L'envoi d'un émissaire français en Iran ne viserait pas à évoquer la question nucléaire, répète-t-on de source officielle à Paris. Mais les partenaires européens en étaient encore, jeudi, à chercher des éclaircissements sur la teneur exacte de l'initiative française. Le sentiment général est que Paris "devrait faire preuve d'une plus grande transparence", dit une source européenne, qui fait observer que "s'il s'agit de parler avec les responsables iraniens de la situation au Liban, avec comme préoccupation notamment la sécurité des troupes de la Finul, les Italiens, qui sont concernés au premier chef, auraient pu être consultés".
En visite jeudi à Paris, où il s'est entretenu avec M. Douste-Blazy, le directeur général de l'Agence internationale de l'énergie atomique (AIEA), Mohamed ElBaradei, n'a pas fait de commentaire spécifique sur l'initiative diplomatique française. Mais il a déclaré accueillir favorablement " tout effort, qu'il vienne des Européens, ou en particulier des Américains, pour obtenir que l'Iran coopère".
M. ElBaradei a aussi exprimé des doutes sur la politique de sanctions contre l'Iran, craignant qu'elle ne mène à une "confrontation". Il a par ailleurs mis en garde contre tout scénario d'action militaire. "On ne peut pas bombarder la connaissance", a-t-il dit, en allusion à la volonté des Iraniens de maîtriser la technologie nucléaire.

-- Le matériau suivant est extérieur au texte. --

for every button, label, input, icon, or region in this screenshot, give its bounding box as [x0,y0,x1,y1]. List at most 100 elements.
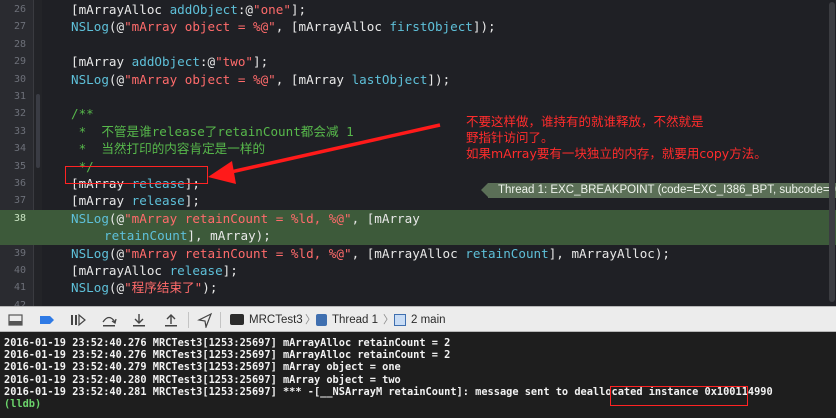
code-token: addObject [169,2,238,17]
line-number: 31 [13,91,26,102]
terminal-icon [230,314,244,326]
code-token: , [mArray [275,71,352,87]
code-token: /** [71,106,94,122]
code-token: ], mArray); [187,228,271,244]
code-token: * 不管是谁release了retainCount都会减 1 [71,123,354,139]
code-token: * 当然打印的内容肯定是一样的 [71,141,266,157]
code-token: release [131,193,185,209]
code-token: NSLog [71,245,109,261]
line-number: 38 [13,212,26,224]
line-number: 32 [13,108,26,120]
console-line: 2016-01-19 23:52:40.279 MRCTest3[1253:25… [4,361,401,374]
console-line: 2016-01-19 23:52:40.276 MRCTest3[1253:25… [4,349,451,362]
code-line[interactable]: 42 [0,297,836,306]
code-line[interactable]: 30 NSLog(@"mArray object = %@", [mArray l… [0,71,836,88]
code-token: (@ [108,210,125,226]
code-token: addObject [131,54,200,70]
code-text: NSLog(@"mArray retainCount = %ld, %@", [… [71,245,670,262]
code-token: "mArray retainCount = %ld, %@" [124,210,352,226]
stack-frame-icon [394,313,406,326]
code-token: , [mArrayAlloc [351,245,466,261]
code-token: ]); [427,71,451,87]
code-line[interactable]: 28 [0,36,836,53]
code-text: NSLog(@"程序结束了"); [71,279,217,296]
code-line[interactable]: 40 [mArrayAlloc release]; [0,262,836,279]
code-token: [mArrayAlloc [71,2,170,17]
code-line[interactable]: retainCount], mArray); [0,227,836,245]
line-number: 35 [13,160,26,172]
code-token: , [mArray [351,210,420,226]
toolbar-separator [188,312,189,328]
code-text: * 当然打印的内容肯定是一样的 [71,140,265,157]
line-number: 41 [13,282,26,294]
code-editor[interactable]: 26 [mArrayAlloc addObject:@"one"]; 27 NSLog… [0,0,836,306]
step-into-icon[interactable] [130,312,148,328]
code-token: (@ [108,280,125,296]
code-token: (@ [108,71,125,87]
code-text: NSLog(@"mArray object = %@", [mArrayAllo… [71,18,496,35]
code-token: [mArrayAlloc [71,263,170,278]
location-icon[interactable] [196,312,214,330]
code-token: lastObject [351,71,428,87]
code-text: [mArrayAlloc addObject:@"one"]; [71,1,306,18]
line-number: 37 [13,195,26,207]
code-token: "mArray retainCount = %ld, %@" [124,245,352,261]
code-token: ], mArrayAlloc); [548,245,671,261]
code-token: "mArray object = %@" [124,71,276,87]
code-token: :@ [237,2,253,17]
breadcrumb-frame[interactable]: 2 main [394,307,446,333]
breakpoint-exception-banner[interactable]: Thread 1: EXC_BREAKPOINT (code=EXC_I386_… [481,183,836,198]
code-token: NSLog [71,71,109,87]
code-token: NSLog [71,19,109,35]
line-number: 29 [13,56,26,68]
code-token: [mArray [71,54,132,70]
line-number: 36 [13,178,26,189]
line-number: 26 [13,4,26,15]
step-out-icon[interactable] [162,312,180,328]
code-line[interactable]: 31 [0,88,836,105]
editor-scrollbar[interactable] [829,2,835,302]
code-token: , [mArrayAlloc [275,19,390,35]
code-token: ]; [253,54,269,70]
code-text: retainCount], mArray); [104,227,271,244]
toolbar-separator [220,312,221,328]
breakpoints-toggle-icon[interactable] [38,312,56,328]
code-token: firstObject [389,19,473,35]
line-number: 42 [13,299,26,306]
continue-icon[interactable] [68,312,86,328]
code-token: :@ [199,54,216,70]
code-token: retainCount [104,228,188,244]
code-line[interactable]: 26 [mArrayAlloc addObject:@"one"]; [0,1,836,18]
code-text: /** [71,105,94,122]
code-line[interactable]: 39 NSLog(@"mArray retainCount = %ld, %@",… [0,245,836,262]
code-token: NSLog [71,210,109,226]
breadcrumb-thread[interactable]: Thread 1 [316,307,378,333]
code-token: (@ [108,245,125,261]
line-number: 39 [13,247,26,259]
code-token: (@ [108,19,125,35]
code-token: ]; [290,2,307,17]
code-token: "程序结束了" [124,280,203,296]
line-number: 28 [13,38,26,50]
code-text: NSLog(@"mArray retainCount = %ld, %@", [… [71,210,420,227]
code-token: "mArray object = %@" [124,19,276,35]
annotation-note: 不要这样做，谁持有的就谁释放，不然就是 野指针访问了。 如果mArray要有一块… [466,114,767,161]
highlighted-release-call-box [65,166,208,184]
code-text: NSLog(@"mArray object = %@", [mArray las… [71,71,450,88]
line-number: 27 [13,21,26,33]
console-line: 2016-01-19 23:52:40.276 MRCTest3[1253:25… [4,337,451,349]
code-token: [mArray [71,193,132,209]
chevron-right-icon: 〉 [305,314,316,326]
code-token: ]; [222,263,238,278]
code-token: ); [202,280,218,296]
step-over-icon[interactable] [100,312,118,328]
code-text: [mArrayAlloc release]; [71,262,238,279]
code-line[interactable]: 38 NSLog(@"mArray retainCount = %ld, %@",… [0,209,836,228]
code-token: release [169,263,223,278]
code-line[interactable]: 27 NSLog(@"mArray object = %@", [mArrayAl… [0,18,836,35]
hide-debug-area-icon[interactable] [7,312,25,328]
line-number: 40 [13,265,26,276]
code-line[interactable]: 41 NSLog(@"程序结束了"); [0,279,836,296]
breadcrumb-process[interactable]: MRCTest3 [230,307,303,333]
code-line[interactable]: 29 [mArray addObject:@"two"]; [0,53,836,70]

Les Etats-Unis et Israël réclament des sanctions plus dures
La ministre israélienne des affaires étrangères, Tzipi Livni, a plaidé, jeudi 18 janvier, alors qu'elle effectuait une visite au Japon, en faveur de "sanctions plus vigoureuses" contre l'Iran, qualifiant celles qui ont été votées en décembre par le Conseil de sécurité de l'ONU de "modérées". Alors que la France a entrepris de lancer une initiative diplomatique auprès de l'Iran, Mme Livni a estimé que les Iraniens "essaient de discuter avec le monde afin de transmettre des messages dans le but de gagner du temps, mais le temps joue contre tout le monde". La secrétaire d'Etat américaine Condoleezza Rice a, le même jour, réitéré le refus américain d'engager un dialogue avec l'Iran tant que ce pays "refuse de faire ce que lui demande la communauté internationale", s'exprimant à Berlin, aux côtés du chef de la diplomatie allemande, Frank-Walter Steinmeier. Les Etats-Unis poussent pour une montée en puissance des sanctions.